Enhancing Depth Perception in Vision-Language Models via Rationale-Guided Spatial Reasoning

Yang Liu1,†, Ming Ma3,†, Xiaomin Yu4,†, Pengxiang Ding1,2,§, Han Zhao1,2,
Mingyang Sun1,2,5, Siteng Huang2, Donglin Wang1,*

1Westlake University, 2Zhejiang University, 3Harbin Institute of Technology, 4The Hong Kong University of Science and Technology (Guangzhou), 5Shanghai Innovation Institute
Equal contribution. §Project lead. *Corresponding author.

Abstract

Despite impressive advancements in Visual-Language Models (VLMs) for multi-modal tasks, their reliance on RGB inputs limits precise spatial understanding. Existing methods for integrating spatial cues, such as point clouds or depth, either require specialized sensors or fail to effectively exploit depth information for higher-order reasoning. To this end, we propose a novel Spatial Sense and Reasoning method, dubbed SSR, a novel framework that transforms raw depth data into structured, interpretable textual rationales. These textual rationales serve as meaningful intermediate representations to significantly enhance spatial reasoning capabilities. Additionally, we leverage knowledge distillation to compress the generated rationales into compact latent embeddings, which facilitate resource-efficient and plug-and-play integration into existing VLMs without retraining. To enable comprehensive evaluation, we introduce a new dataset named SSR-CoT, a million-scale visual-language reasoning dataset enriched with intermediate spatial reasoning annotations, and present SSRBench, a comprehensive multi-task benchmark. Extensive experiments on multiple benchmarks demonstrate SSR substantially improves depth utilization and enhances spatial reasoning, thereby advancing VLMs toward more human-like multi-modal understanding.

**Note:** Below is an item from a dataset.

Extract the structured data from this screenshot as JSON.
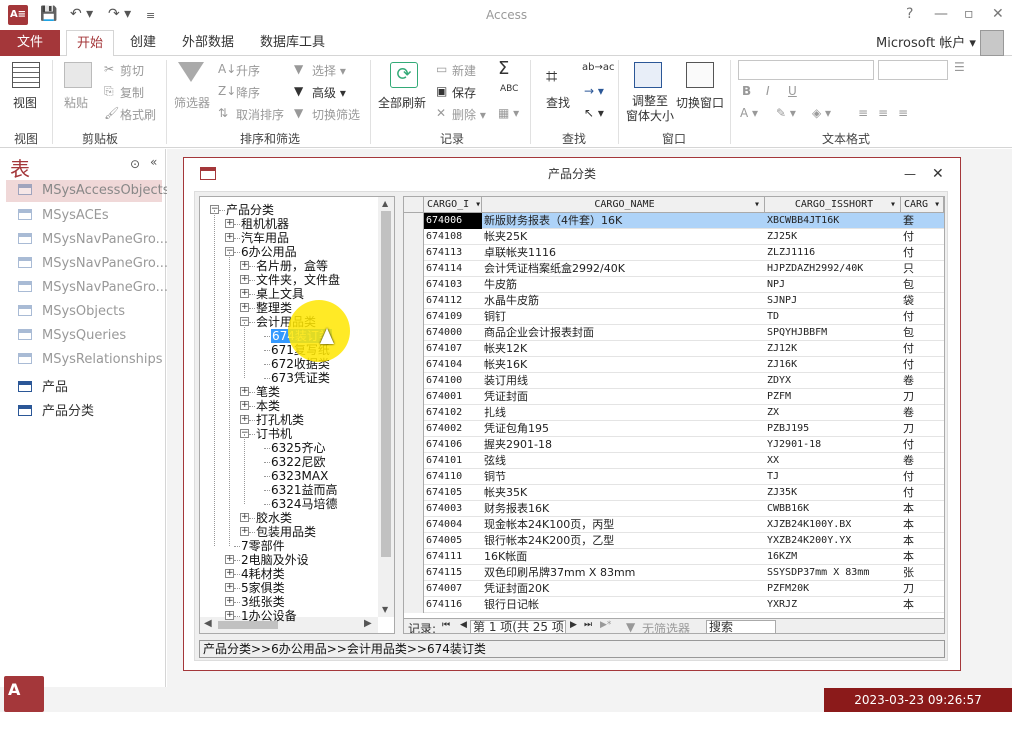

  • We propose an efficient VLM, dubbed SSR, capable of simultaneously performing depth perception and spatial reasoning, and generating answers based on implicit reasoning rationales.
  • We introduce SSR-CoT, a million-scale visual-language reasoning dataset enriched with intermediate spatial reasoning annotations, and present SSRBench, a comprehensive mliti-task benchmark.
  • Extensive experiments and solid analysis across various benchmarks demonstrate our SSR can efficiently and dramatically enhance the spatial understanding of existing VLMs.

SSR

Schematic of SSR framework. (a) Overall pipeline. (b) full architecture of SSR, comprising the MIDI module followed by the VLM. (c) Two training stages of the SSR. In the stage 1, the LLM provides alignment supervision for the MIDI module, whereas the stage 2 is optional.

Experiementation

SSR in 3 billion parameters can achieve comparable or even higher results than large-scale baseline models, including closed-source and backbone models. Our larger variant, comprising 7 billion parameters, yields the best performance on most tasks across the two benchmarks.

The improved performance of SSR compared to the backbone model across the four benchmarks at varying model scales.

We conducted experiments to evaluate the SSR model without the second training phase. These experiments illustrate the performance of the MIDI module when integrated in a plug-and-play manner, leading to improved spatial understanding.

In the left example, the images depict only people and bananas. Consequently, the model must abandon conventional assumptions and carefully reason about the spatial relations explicitly present in the image to answer accurately. In the right example, complex relationships among numerous objects are depicted, and relevant features for answering the posed question are not immediately obvious. In this case, the model must thoroughly comprehend the correspondence between each object and the given question, as well as understand intricate spatial relations among these objects, to produce a correct response. These examples clearly demonstrate that our SSR effectively enhances the spatial awareness and reasoning capabilities of vision-language models, thereby significantly improving their ability to understand complex spatial relationships.